I have a question

when doing rnn_backward(da, caches) function

da is given,

while gradients = rnn_cell_backward(da[:,:,t], caches[t])

dxt, da_prevt, dWaxt, dWaat, dbat = gradients[“dxt”], gradients[“da_prev”], gradients[“dWax”], gradients[“dWaa”], gradients[“dba”]

da_prevt is calculated by rnn_cell_backward function

why da_prevt != da[:,:,t-1] ?

i am so confused

I’m not sure I understand your question, but my take is that the point is that backward propagation is going backwards: we start from the cost and then propagate the gradients in the opposite direction from forward propagation. In an RNN, things are a bit more complicated because at each timestep, we are project “forwards” in two directions: towards the \hat{y}^{<t>} of the current timestep (at least in the case of a “many to many” RNN) and also to the updated hidden state a^{<t>} that will be input to the next timestep. So when we go backwards, we get gradients from both of those directions.

But maybe you’re saying that da[:,:,t-1] is basically the same as what they mean by `da_prevt`

in this formulation. I think that’s correct. In other words, what they are deriving is how to compute da[:,:t-1], which is used to compute gradients for the various weight matrices as well.

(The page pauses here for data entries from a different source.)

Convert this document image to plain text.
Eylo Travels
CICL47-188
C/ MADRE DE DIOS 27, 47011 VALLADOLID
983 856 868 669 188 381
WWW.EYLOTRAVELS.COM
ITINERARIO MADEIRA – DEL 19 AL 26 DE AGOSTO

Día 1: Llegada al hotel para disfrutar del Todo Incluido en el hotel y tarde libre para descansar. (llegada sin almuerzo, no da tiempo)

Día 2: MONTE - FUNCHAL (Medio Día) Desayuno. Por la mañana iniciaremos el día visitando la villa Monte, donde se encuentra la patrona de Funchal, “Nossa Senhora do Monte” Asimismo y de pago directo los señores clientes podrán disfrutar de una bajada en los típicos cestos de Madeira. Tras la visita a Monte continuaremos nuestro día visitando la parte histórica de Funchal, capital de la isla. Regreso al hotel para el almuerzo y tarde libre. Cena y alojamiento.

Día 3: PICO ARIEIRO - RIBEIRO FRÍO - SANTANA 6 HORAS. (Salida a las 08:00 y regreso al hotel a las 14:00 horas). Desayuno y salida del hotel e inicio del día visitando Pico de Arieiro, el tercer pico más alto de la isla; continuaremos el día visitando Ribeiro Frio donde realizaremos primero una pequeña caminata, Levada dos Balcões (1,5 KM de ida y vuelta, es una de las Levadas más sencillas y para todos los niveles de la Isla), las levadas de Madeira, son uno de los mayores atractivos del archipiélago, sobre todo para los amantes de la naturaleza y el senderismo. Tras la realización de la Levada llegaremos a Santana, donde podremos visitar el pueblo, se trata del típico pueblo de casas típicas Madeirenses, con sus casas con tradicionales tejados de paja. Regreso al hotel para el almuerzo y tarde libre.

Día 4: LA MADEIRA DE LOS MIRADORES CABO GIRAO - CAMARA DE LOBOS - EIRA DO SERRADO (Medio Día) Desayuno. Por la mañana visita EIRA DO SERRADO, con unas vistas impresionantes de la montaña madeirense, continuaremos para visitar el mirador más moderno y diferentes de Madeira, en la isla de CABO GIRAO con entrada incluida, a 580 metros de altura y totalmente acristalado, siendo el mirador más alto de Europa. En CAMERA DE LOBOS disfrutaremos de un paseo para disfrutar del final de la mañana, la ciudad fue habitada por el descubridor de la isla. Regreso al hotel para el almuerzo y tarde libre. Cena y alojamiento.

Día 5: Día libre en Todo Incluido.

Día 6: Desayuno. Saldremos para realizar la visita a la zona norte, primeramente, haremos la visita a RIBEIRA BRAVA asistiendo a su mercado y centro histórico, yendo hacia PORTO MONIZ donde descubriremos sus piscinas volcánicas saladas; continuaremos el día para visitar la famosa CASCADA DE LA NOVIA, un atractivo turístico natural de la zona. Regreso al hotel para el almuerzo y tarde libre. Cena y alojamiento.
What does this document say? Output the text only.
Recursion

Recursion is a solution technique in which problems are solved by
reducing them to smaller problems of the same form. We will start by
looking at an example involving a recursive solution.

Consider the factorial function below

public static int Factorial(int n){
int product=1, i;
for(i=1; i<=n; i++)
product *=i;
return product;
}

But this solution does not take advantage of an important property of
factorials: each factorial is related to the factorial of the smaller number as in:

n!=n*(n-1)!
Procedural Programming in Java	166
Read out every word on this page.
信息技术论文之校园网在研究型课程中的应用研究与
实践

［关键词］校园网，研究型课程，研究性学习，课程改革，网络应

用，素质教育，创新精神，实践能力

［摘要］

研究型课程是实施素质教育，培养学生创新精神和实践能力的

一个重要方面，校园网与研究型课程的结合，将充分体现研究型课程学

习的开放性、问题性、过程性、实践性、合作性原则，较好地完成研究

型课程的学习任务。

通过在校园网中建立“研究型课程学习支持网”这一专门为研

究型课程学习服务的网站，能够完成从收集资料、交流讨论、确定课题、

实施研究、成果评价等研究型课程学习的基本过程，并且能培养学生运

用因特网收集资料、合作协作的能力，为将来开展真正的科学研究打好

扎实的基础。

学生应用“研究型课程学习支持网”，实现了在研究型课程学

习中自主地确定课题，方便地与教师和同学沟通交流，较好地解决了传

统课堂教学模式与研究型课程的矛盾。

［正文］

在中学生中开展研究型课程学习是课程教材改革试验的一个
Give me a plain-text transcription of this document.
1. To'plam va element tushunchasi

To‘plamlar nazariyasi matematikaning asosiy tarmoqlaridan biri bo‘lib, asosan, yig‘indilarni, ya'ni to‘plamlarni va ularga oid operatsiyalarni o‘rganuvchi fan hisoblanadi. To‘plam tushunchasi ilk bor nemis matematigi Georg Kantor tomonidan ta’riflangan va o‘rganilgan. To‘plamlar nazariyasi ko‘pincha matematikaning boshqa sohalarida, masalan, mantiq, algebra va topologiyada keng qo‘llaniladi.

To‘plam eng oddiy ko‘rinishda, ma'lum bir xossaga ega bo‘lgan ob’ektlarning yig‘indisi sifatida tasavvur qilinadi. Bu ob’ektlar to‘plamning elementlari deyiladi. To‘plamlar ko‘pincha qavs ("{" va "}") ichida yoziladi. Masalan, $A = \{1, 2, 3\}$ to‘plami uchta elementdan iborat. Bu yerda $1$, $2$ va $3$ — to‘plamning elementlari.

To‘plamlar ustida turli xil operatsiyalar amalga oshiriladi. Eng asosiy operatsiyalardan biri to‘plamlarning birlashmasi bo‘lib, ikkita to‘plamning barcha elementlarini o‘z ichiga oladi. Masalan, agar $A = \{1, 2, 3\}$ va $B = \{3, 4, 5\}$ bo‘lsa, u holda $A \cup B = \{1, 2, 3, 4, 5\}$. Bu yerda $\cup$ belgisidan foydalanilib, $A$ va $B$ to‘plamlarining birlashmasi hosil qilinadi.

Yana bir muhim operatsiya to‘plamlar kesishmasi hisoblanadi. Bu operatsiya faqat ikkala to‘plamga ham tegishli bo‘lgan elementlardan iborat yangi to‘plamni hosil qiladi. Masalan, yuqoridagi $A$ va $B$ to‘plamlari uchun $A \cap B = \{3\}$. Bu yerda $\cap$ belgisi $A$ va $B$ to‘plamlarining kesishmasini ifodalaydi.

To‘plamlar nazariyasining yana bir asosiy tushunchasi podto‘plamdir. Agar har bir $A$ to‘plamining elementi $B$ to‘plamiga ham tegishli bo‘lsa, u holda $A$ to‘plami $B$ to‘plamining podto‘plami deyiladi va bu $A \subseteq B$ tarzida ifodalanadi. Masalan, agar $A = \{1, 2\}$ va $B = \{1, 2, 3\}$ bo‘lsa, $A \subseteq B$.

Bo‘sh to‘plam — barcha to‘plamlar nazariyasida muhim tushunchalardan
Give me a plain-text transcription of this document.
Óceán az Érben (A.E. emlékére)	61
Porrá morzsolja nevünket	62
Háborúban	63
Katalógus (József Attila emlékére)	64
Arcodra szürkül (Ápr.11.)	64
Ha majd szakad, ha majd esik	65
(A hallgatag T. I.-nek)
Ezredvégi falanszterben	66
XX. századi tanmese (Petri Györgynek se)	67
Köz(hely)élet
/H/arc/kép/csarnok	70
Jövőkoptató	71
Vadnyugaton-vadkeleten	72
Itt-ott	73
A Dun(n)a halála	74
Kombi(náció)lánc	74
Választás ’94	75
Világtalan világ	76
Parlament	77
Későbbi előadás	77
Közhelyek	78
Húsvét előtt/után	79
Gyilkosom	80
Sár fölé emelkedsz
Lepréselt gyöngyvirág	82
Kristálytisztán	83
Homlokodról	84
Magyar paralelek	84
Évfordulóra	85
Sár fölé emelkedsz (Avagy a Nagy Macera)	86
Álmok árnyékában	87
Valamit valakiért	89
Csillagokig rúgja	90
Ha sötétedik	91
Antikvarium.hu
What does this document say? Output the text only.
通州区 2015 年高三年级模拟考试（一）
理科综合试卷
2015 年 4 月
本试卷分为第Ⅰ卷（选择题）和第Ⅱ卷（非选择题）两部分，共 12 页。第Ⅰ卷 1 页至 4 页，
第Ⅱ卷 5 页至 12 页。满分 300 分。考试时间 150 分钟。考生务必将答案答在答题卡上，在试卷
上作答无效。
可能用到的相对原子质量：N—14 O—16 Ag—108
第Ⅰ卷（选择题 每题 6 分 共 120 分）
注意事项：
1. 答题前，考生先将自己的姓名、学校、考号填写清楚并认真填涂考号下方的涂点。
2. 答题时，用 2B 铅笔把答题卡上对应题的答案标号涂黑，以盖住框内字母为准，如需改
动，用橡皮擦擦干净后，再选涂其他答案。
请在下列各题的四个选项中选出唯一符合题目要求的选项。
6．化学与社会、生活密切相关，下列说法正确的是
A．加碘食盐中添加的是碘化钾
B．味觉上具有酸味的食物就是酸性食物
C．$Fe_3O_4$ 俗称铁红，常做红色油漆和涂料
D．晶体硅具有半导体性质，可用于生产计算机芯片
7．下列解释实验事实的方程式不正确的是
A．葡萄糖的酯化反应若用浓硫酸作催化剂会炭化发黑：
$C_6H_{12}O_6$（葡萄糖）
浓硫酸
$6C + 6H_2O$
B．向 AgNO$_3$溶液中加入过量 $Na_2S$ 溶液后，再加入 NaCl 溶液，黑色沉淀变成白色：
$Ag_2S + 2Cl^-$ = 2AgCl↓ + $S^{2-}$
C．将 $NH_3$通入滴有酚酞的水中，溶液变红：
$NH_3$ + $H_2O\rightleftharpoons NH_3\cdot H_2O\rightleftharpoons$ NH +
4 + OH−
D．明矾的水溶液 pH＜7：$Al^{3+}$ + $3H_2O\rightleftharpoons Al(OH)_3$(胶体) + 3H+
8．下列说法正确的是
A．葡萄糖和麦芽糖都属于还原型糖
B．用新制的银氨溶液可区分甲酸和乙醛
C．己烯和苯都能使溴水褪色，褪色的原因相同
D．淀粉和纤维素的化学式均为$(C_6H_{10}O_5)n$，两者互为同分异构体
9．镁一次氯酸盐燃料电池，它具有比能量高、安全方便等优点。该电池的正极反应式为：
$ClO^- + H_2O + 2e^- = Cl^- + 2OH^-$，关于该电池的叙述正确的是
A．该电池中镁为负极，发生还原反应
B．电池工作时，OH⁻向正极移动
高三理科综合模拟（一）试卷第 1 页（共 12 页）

All this is pretty complicated, so please let me know if I’m missing your real point here.

hi paul,

in the programming exercise,

my [def rnn_cell_backward(da_next, cache): return gradients] function passed the tests.

But in the next function [def rnn_backward(da, caches): return gradients] can not pass the tests.

my code is like

for t in reversed(range(T_x)):

# Compute gradients at time step t. Choose wisely the “da_next” and the “cache” to use in the backward propagation step. (≈1 line)

print('t is: ', t, ‘, da_prevt==da[:,:,t]’, da_prevt==da[:,:,t])

gradients = rnn_cell_backward(da[:,:,t], caches[t])

# Retrieve derivatives from gradients (≈ 1 line)

dxt, da_prevt, dWaxt, dWaat, dbat = gradients[“dxt”], gradients[‘da_prev’], gradients[“dWax”], gradients[“dWaa”], gradients[“dba”]

why in each iteration, da_prevt != da[:,:,t] ?

it says Arguments:

da – Upstream gradients of all hidden states, of shape (n_a, m, T_x)

caches – tuple containing information from the forward pass (rnn_forward)

does it mean da comes from y stream and hidden state a stream?

can I should convert da[:,:,t] to da which only related to hidden state a stream?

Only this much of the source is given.